Thursday, November 27, 2014
The greasy stuff does help clear nasal passages a bit. I'll give you that, Vicks
I've always thought that commercials for Nyquil and Dayquil were amongst the most hilarious and dishonest on television. They always show people looking like they are on their deathbeds, coughing and sneezing and aching, etc. Then they pop this pill or gag down a cup of this glowing green mostly-alcohol "medicine," and five minutes later they are off fighting fires or directing traffic or taking down terrorists or winning gold medals. Please.

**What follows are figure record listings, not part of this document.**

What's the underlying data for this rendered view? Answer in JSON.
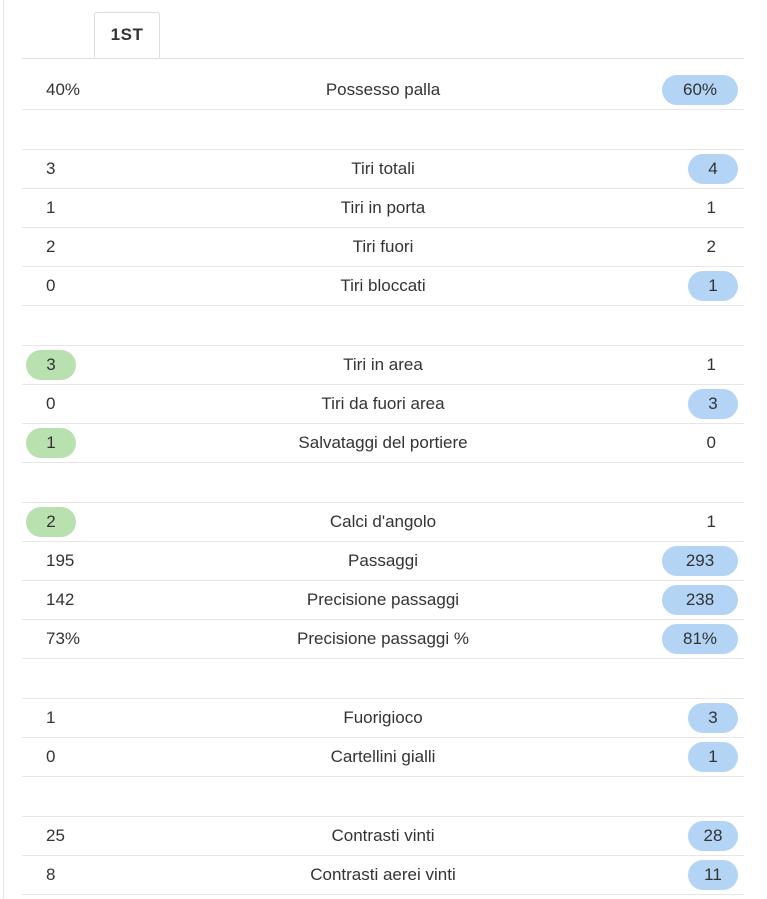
{
  "tabs": {
    "active_label": "1ST"
  },
  "colors": {
    "home_highlight": "#b9e1b0",
    "away_highlight": "#b3d4f5",
    "divider": "#e6e6e6",
    "text": "#333333"
  },
  "groups": [
    {
      "rows": [
        {
          "label": "Possesso palla",
          "home": "40%",
          "away": "60%",
          "highlight": "away"
        }
      ]
    },
    {
      "rows": [
        {
          "label": "Tiri totali",
          "home": "3",
          "away": "4",
          "highlight": "away"
        },
        {
          "label": "Tiri in porta",
          "home": "1",
          "away": "1",
          "highlight": "none"
        },
        {
          "label": "Tiri fuori",
          "home": "2",
          "away": "2",
          "highlight": "none"
        },
        {
          "label": "Tiri bloccati",
          "home": "0",
          "away": "1",
          "highlight": "away"
        }
      ]
    },
    {
      "rows": [
        {
          "label": "Tiri in area",
          "home": "3",
          "away": "1",
          "highlight": "home"
        },
        {
          "label": "Tiri da fuori area",
          "home": "0",
          "away": "3",
          "highlight": "away"
        },
        {
          "label": "Salvataggi del portiere",
          "home": "1",
          "away": "0",
          "highlight": "home"
        }
      ]
    },
    {
      "rows": [
        {
          "label": "Calci d'angolo",
          "home": "2",
          "away": "1",
          "highlight": "home"
        },
        {
          "label": "Passaggi",
          "home": "195",
          "away": "293",
          "highlight": "away"
        },
        {
          "label": "Precisione passaggi",
          "home": "142",
          "away": "238",
          "highlight": "away"
        },
        {
          "label": "Precisione passaggi %",
          "home": "73%",
          "away": "81%",
          "highlight": "away"
        }
      ]
    },
    {
      "rows": [
        {
          "label": "Fuorigioco",
          "home": "1",
          "away": "3",
          "highlight": "away"
        },
        {
          "label": "Cartellini gialli",
          "home": "0",
          "away": "1",
          "highlight": "away"
        }
      ]
    },
    {
      "rows": [
        {
          "label": "Contrasti vinti",
          "home": "25",
          "away": "28",
          "highlight": "away"
        },
        {
          "label": "Contrasti aerei vinti",
          "home": "8",
          "away": "11",
          "highlight": "away"
        }
      ]
    }
  ]
}
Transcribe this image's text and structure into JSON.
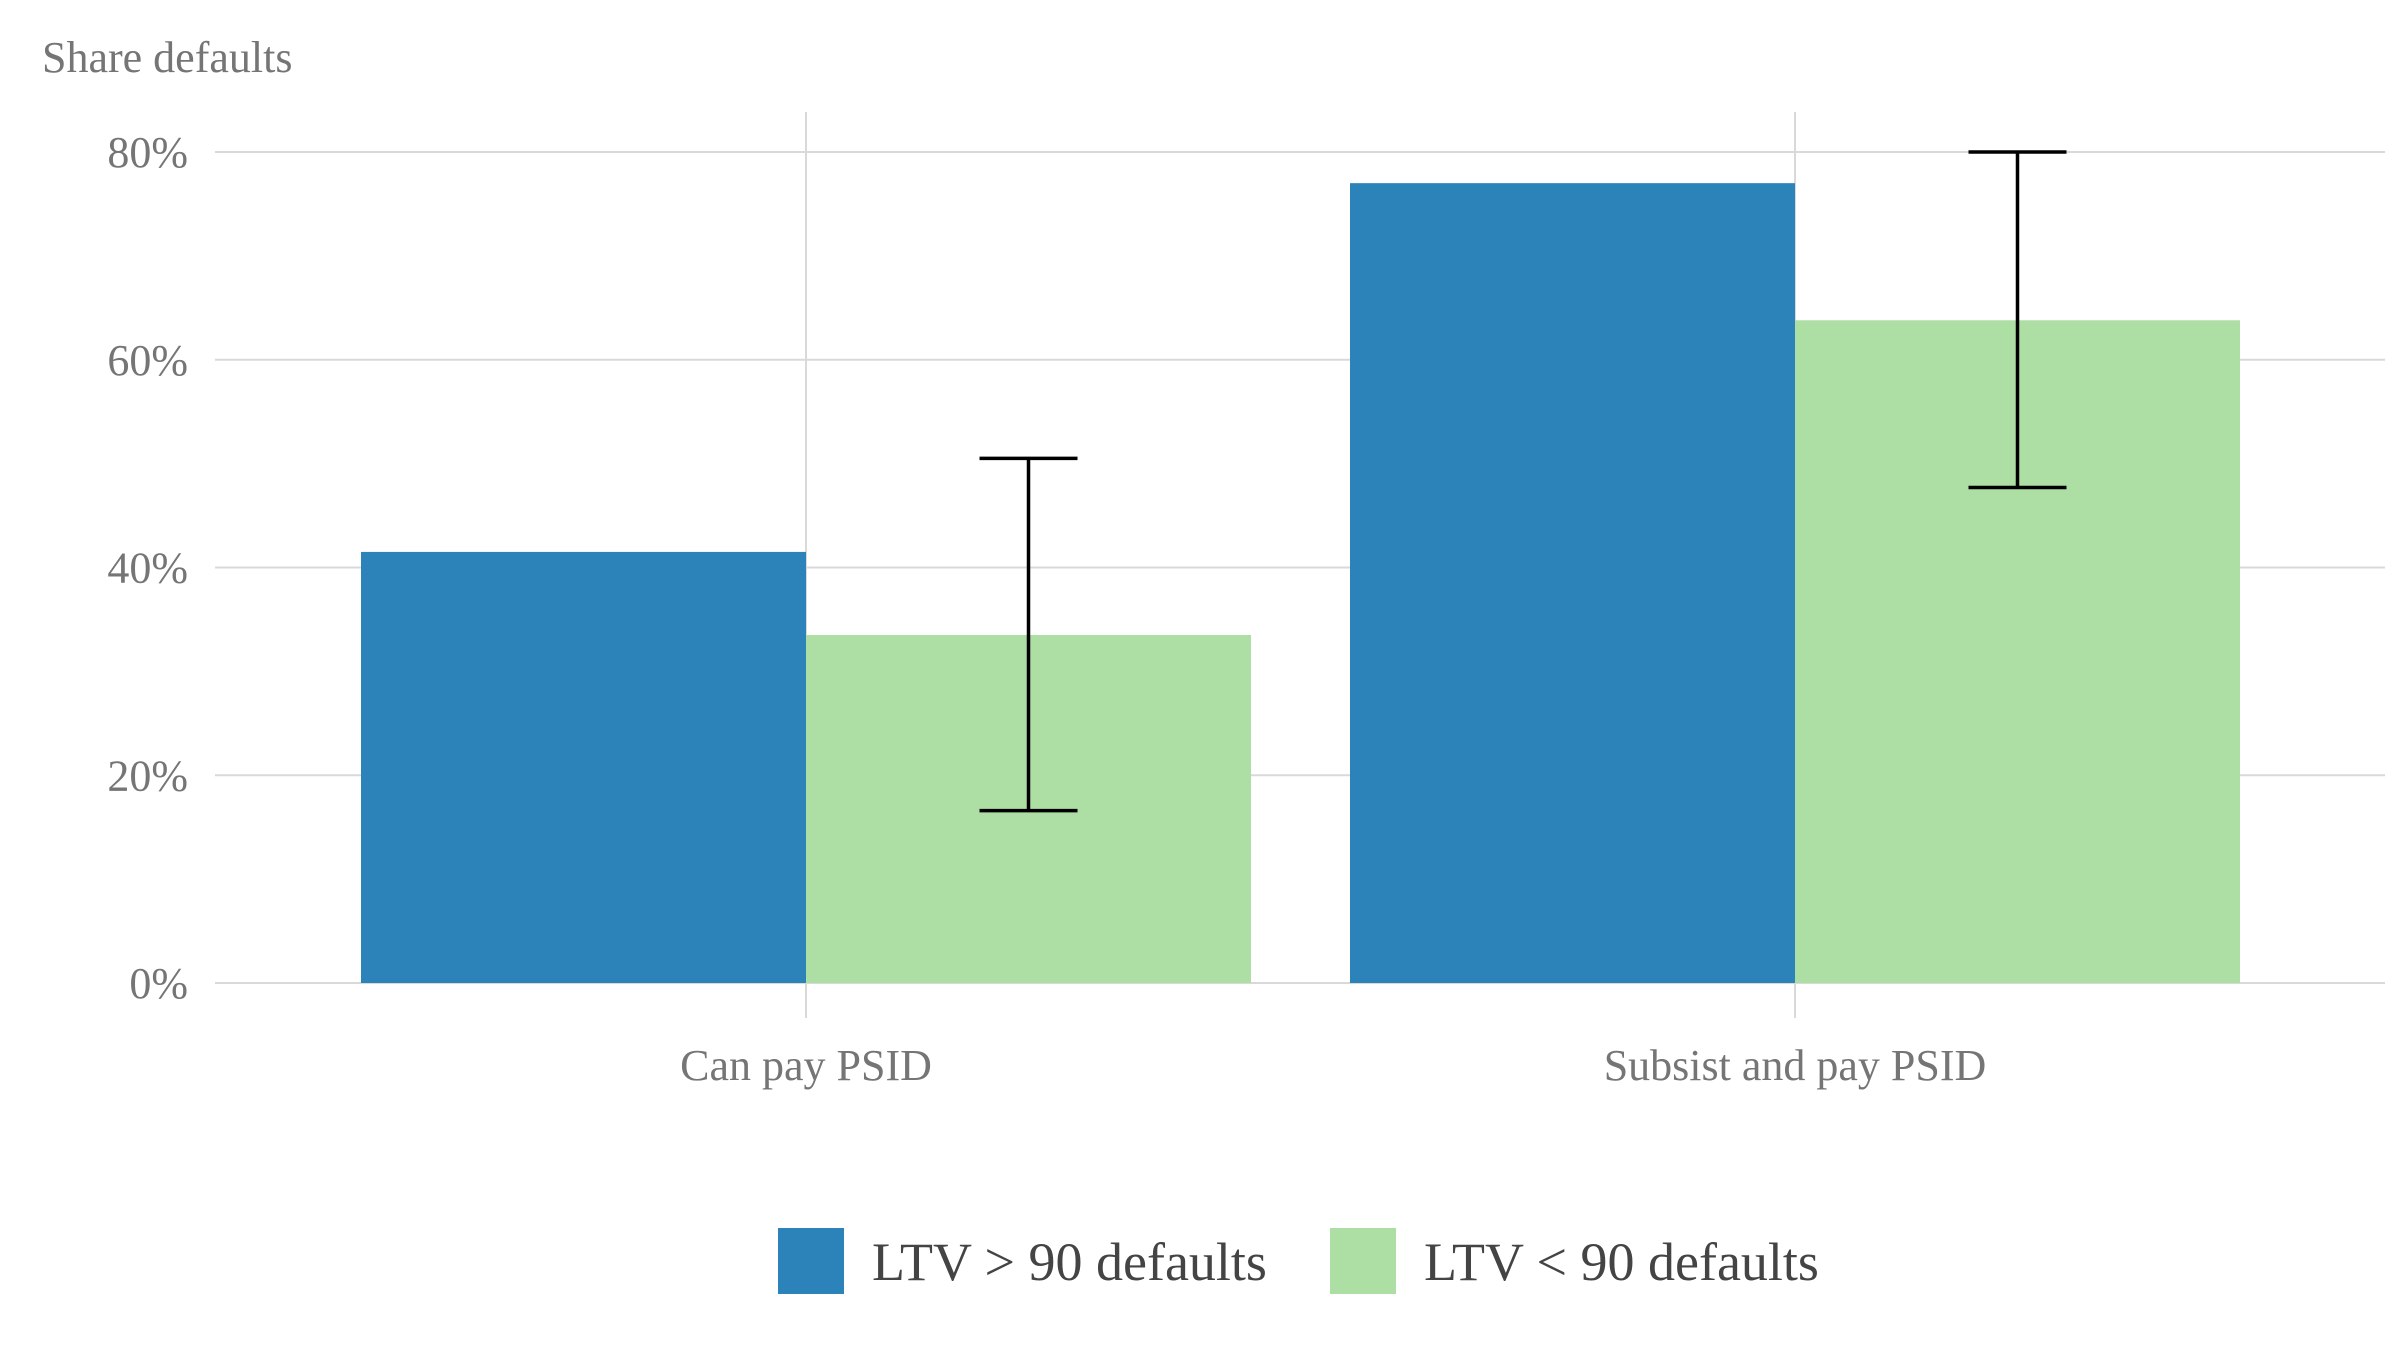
{
  "chart_data": {
    "type": "bar",
    "ylabel": "Share defaults",
    "xlabel": "",
    "categories": [
      "Can pay PSID",
      "Subsist and pay PSID"
    ],
    "series": [
      {
        "name": "LTV > 90 defaults",
        "color": "#2c83b9",
        "values": [
          0.415,
          0.77
        ]
      },
      {
        "name": "LTV < 90 defaults",
        "color": "#addfa4",
        "values": [
          0.335,
          0.638
        ],
        "error_low": [
          0.166,
          0.477
        ],
        "error_high": [
          0.505,
          0.8
        ]
      }
    ],
    "ylim": [
      0,
      0.8
    ],
    "yticks": [
      {
        "value": 0,
        "label": "0%"
      },
      {
        "value": 0.2,
        "label": "20%"
      },
      {
        "value": 0.4,
        "label": "40%"
      },
      {
        "value": 0.6,
        "label": "60%"
      },
      {
        "value": 0.8,
        "label": "80%"
      }
    ],
    "grid": true,
    "legend_position": "bottom"
  }
}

I mean, come on. If this Nyquil junk works at all, it's as a sleep aid- I've noticed that if I gulp down half a bottle or so before bedtime, I can pass out pretty quickly and sleep through the night. When I wake up, I'll have another day of coughing and sneezing and achiness to look forward to- but at least I got some sleep. That's if I take Nyquil. If I take Dayquil with my coffee in the morning, I suppose it adds a couple of calories to my breakfast but that's it- I'd call the weirdly transparent little gelcaps a placebo, except that placebos are kind of supposed to make you feel better. Dayquil doesn't qualify.

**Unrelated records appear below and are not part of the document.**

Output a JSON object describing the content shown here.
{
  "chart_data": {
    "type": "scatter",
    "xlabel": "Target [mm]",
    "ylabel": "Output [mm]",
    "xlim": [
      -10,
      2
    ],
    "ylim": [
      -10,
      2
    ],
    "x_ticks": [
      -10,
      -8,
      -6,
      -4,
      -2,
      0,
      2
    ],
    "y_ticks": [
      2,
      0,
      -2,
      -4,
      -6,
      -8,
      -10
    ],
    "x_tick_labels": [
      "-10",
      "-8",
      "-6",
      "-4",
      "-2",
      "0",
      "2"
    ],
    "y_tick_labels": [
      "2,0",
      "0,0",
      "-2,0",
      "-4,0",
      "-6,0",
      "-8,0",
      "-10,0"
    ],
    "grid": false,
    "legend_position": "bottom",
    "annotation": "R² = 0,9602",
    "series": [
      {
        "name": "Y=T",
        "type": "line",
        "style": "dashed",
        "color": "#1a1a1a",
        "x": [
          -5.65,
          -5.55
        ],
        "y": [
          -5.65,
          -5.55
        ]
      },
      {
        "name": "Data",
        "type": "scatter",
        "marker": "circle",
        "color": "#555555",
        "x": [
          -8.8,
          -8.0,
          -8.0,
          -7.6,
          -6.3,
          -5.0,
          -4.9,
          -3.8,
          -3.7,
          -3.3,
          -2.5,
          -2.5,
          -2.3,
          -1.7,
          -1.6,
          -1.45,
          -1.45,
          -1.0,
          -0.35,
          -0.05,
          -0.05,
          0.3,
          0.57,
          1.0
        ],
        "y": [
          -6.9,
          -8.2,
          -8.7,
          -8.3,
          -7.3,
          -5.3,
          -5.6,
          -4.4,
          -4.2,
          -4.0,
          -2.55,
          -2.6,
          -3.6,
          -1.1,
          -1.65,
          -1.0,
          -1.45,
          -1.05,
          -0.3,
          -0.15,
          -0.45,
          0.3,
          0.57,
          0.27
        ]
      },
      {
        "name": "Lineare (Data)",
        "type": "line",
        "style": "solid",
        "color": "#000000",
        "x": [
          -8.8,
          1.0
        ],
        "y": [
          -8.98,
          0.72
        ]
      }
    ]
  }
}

So whichever monster pharmaceutical company that produces this stuff? Please, stop insulting my intelligence. There's nothing miraculous about the healing powers of alcohol and bad artificial, gag-inducing flavoring. Thanks for helping me get to sleep, but I'd sooner believe that Saint Blaise medal I found in a box of Cracker Jacks relieved my cold symptoms than this overpriced crap.